- Release poster
- Directed by: Hafsteinn Gunnar Sigurðsson
- Written by: Hafsteinn Gunnar Sigurðsson; Halldór Laxness Halldórsson; Tobias Munthe;
- Produced by: Grimar Jonsson
- Starring: Timothy Spall; Lydia Leonard;
- Cinematography: Niels Thastrum
- Edited by: Kristján Loðmfjörð
- Music by: Daníel Bjarnason
- Production companies: Netop Films; Good Chaos; One Two Films;
- Distributed by: Netflix (United Kingdom)
- Release dates: 12 March 2023 (SXSW); 12 February 2024 (United Kingdom);
- Running time: 97 minutes
- Countries: Iceland; Germany; United Kingdom;
- Language: English

= Northern Comfort (2023 film) =

Film by Hafsteinn Gunnar Sigurðsson

Northern Comfort (also released as Zone(s) de Turbulence) is a 2023 comedy film directed by Hafsteinn Gunnar Sigurðsson in his English language debut. Co-written by the director with Halldór Laxness Halldórsson and Tobias Munthe, the film stars Timothy Spall and Lydia Leonard. It had its world premiere at South by Southwest in March 2023.

==Premise==
A group of people, all suffering from fear of flying, are attending a course meant to deal with this fear. The final step of the course involves going on a "test" flight and they are left stranded in Iceland after a turbulent flight there (possibly also because of a partial engine failure on their airplane). The return flight has initially nine hours delay, so they are sent to stay in a luxurious hotel, with its own spa. With a massive storm approaching, which might cancel all flights out of Iceland, the course-takers are each trying their best to deal with their own demons.

==Cast==
- Timothy Spall as Edward
- Lydia Leonard as Sarah
- Ella Rumpf as Coco
- Sverrir Gudnason as Alphons
- Simon Manyonda as Charles
- Björn Hlynur Haraldsson as Dries
- Rob Delaney as Ralph
- Emun Elliott as Tom
- Gina Bramhill as Liz

==Production==
Sigurdsson told Deadline Hollywood that he was inspired to write the film about participants on a fear of flying course after he "heard about these courses because there was someone close to me that had this problem. I found it quite fascinating and wanted to use it as a vehicle or metaphor to make a film kind of an existential comedy about big themes, like fear and death and life". Sigurdsson wrote the screenplay with Halldor Laxness Halldorsson and Tobias Munthe.

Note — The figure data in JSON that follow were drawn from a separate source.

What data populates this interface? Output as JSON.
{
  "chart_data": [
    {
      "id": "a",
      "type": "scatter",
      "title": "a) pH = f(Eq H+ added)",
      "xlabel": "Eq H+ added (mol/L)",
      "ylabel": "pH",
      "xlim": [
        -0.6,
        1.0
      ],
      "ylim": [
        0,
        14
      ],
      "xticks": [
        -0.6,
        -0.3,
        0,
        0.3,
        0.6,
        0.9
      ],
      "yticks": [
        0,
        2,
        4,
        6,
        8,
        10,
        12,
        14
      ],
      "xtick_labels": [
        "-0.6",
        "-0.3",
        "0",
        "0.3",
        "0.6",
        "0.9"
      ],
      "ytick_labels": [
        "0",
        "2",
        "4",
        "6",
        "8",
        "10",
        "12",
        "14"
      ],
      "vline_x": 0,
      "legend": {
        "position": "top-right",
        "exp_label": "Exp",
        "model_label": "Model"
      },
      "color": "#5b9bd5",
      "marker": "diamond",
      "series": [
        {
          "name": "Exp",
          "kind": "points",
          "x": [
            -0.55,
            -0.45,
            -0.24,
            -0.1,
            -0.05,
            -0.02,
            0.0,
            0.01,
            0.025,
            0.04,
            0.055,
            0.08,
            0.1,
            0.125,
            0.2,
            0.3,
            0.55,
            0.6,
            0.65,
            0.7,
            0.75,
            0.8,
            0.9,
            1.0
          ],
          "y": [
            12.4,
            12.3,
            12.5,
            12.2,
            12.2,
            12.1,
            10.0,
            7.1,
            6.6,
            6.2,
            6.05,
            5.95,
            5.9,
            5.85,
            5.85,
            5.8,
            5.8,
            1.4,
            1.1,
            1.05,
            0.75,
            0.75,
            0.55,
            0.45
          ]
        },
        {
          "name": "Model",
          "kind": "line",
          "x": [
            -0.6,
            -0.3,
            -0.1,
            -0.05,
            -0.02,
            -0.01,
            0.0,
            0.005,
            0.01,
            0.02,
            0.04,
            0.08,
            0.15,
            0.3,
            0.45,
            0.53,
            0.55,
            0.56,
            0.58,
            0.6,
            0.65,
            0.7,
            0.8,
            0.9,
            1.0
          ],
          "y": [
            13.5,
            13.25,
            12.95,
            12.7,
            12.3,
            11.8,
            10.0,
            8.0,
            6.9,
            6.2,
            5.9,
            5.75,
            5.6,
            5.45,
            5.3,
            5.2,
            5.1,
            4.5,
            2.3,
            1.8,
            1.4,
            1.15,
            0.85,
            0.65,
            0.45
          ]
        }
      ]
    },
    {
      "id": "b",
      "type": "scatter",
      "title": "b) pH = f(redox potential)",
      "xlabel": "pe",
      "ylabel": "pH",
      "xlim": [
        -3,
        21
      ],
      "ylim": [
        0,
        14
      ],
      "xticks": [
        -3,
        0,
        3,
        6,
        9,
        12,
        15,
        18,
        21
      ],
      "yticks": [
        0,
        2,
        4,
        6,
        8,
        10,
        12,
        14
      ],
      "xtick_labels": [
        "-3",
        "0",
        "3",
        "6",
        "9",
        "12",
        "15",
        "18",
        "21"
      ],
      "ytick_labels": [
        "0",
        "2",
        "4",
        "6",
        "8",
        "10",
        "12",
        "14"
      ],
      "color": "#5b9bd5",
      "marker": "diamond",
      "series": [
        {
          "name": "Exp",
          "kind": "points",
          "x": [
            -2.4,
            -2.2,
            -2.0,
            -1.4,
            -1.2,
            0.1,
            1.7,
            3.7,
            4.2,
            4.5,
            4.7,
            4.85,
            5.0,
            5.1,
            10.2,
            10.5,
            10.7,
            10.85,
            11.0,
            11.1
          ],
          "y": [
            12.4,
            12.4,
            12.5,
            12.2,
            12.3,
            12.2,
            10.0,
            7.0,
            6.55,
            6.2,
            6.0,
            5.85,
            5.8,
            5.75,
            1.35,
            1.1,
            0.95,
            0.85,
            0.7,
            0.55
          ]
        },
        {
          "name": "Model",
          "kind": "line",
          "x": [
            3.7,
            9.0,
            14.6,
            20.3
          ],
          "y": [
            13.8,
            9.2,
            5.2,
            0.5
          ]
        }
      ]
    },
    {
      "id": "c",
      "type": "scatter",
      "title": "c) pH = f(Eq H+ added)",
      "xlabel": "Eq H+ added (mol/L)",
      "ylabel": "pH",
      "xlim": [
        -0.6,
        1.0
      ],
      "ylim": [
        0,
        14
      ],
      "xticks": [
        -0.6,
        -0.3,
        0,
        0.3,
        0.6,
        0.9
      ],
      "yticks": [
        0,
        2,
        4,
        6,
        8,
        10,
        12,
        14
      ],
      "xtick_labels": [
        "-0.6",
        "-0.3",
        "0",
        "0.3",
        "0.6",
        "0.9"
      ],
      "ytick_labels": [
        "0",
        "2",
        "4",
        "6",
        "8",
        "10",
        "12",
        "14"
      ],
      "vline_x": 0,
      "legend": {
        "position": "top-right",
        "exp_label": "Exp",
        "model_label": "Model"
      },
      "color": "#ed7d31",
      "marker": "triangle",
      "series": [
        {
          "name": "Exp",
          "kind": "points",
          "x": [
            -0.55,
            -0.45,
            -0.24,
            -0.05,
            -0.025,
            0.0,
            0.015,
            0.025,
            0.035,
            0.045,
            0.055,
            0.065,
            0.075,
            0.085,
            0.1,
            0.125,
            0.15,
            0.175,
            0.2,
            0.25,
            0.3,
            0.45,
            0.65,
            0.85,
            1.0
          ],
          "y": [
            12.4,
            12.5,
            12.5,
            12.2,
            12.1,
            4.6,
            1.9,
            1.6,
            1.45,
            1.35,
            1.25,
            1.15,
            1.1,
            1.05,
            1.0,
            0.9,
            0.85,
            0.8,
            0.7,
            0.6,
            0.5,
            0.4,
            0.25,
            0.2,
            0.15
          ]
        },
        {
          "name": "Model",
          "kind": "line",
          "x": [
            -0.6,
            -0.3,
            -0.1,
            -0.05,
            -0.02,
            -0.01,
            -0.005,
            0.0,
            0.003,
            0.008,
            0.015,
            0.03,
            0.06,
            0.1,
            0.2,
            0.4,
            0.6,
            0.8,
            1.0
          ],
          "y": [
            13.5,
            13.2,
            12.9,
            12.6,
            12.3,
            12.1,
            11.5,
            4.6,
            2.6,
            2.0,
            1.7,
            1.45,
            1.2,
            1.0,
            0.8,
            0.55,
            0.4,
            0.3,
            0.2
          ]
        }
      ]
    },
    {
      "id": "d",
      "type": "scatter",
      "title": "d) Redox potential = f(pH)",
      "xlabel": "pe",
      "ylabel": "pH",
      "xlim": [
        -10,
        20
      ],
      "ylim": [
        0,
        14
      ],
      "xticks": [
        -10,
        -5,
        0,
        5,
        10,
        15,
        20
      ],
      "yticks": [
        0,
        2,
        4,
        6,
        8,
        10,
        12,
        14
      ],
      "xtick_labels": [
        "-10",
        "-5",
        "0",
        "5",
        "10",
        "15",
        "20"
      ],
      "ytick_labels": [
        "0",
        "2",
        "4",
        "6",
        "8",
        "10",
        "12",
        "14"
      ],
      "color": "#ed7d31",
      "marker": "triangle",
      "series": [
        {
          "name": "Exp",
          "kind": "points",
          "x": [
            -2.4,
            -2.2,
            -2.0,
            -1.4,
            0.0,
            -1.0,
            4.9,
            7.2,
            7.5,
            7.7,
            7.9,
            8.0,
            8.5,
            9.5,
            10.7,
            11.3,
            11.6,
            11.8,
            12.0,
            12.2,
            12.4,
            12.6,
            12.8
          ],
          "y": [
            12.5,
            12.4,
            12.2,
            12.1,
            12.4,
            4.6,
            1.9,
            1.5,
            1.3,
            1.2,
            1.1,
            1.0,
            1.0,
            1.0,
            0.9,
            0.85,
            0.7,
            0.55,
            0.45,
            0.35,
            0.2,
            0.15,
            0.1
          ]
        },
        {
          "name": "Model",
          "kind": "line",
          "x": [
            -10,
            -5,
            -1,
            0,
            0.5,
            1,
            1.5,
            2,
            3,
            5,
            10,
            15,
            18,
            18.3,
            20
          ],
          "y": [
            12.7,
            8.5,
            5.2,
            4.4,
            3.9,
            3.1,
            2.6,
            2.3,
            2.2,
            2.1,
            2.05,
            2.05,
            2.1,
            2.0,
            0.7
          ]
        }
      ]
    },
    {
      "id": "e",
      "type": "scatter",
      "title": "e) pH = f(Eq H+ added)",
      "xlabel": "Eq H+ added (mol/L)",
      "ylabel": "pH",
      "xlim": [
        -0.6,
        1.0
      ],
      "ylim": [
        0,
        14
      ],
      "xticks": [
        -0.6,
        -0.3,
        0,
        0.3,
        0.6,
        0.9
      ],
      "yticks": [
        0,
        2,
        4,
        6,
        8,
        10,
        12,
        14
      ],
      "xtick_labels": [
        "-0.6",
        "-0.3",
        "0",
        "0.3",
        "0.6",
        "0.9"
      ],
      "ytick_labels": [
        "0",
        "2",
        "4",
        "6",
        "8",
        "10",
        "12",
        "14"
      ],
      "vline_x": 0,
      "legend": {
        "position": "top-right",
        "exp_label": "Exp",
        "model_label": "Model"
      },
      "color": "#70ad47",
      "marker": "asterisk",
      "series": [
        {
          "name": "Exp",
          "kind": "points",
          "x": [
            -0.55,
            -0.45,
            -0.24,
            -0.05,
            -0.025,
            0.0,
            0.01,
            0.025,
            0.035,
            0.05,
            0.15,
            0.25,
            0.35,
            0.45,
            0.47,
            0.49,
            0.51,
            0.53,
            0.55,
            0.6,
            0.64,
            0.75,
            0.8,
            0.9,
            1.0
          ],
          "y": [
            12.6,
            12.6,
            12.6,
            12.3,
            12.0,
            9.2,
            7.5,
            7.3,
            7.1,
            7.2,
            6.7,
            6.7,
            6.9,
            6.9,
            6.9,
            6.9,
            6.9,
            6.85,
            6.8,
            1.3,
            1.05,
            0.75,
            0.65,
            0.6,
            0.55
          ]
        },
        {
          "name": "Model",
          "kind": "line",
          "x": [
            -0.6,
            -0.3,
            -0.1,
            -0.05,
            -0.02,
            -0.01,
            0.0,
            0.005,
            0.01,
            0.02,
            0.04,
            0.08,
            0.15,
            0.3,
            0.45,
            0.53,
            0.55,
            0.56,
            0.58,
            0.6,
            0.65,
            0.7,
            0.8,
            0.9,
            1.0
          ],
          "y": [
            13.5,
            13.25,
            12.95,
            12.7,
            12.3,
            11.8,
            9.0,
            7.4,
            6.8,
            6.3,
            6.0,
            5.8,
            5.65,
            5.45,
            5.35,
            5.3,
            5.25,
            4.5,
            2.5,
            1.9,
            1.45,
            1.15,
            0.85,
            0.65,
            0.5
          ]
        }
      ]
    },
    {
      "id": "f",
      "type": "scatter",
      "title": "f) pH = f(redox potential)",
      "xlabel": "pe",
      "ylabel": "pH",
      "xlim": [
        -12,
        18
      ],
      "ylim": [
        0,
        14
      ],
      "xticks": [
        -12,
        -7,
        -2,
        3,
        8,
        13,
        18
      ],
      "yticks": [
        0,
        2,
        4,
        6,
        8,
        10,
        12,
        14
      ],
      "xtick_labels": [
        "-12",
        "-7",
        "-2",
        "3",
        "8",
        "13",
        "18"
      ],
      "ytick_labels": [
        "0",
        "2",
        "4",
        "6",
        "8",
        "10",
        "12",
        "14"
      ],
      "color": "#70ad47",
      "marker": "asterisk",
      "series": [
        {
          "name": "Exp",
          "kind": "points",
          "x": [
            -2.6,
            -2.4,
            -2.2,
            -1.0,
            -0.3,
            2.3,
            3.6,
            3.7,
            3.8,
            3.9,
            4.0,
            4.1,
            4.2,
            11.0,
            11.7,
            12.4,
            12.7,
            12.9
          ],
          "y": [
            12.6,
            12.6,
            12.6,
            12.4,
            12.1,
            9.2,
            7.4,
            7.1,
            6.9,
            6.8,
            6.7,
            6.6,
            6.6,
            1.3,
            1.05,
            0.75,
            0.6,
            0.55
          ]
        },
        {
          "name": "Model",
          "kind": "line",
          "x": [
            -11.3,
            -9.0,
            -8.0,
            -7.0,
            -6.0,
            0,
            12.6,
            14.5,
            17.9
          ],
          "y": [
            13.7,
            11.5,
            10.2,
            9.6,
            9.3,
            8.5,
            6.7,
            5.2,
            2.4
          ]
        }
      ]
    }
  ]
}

Producers are Grimar Jonsson via Netop Films, with Mike Goodridge of Good Chaos and Sol Bondy and Fred Burle of One Two Films as co-producers. Principal photography took place from January to March 2022. Filming locations included Mývatn, Reykjavík, the United Kingdom and France.

==Release==
Charades handled world sales with Film4 taking the United Kingdom free TV rights, and Scanbox having pre-bought Nordic rights. Northern Comfort had its premiere at 2023 South by Southwest Film & TV Festival in Austin, Texas on 12 March 2023. The film will be available on Scanbox in Scandinavia, Weltkino in Germany and Netflix in the United Kingdom on 12 February 2024.

==Reception==
Alissa Simon of Variety wrote that "Sigurðsson shows that he has the chops to work internationally should he choose to", and praised cinematographer Niels Thastum's use of “tight framing to up the claustrophobia quotient of the film's many enclosed spaces" that "should look fine on screens both big and small", adding that composer Daníel Bjarnason's "peppy score captures the characters' tension and fears".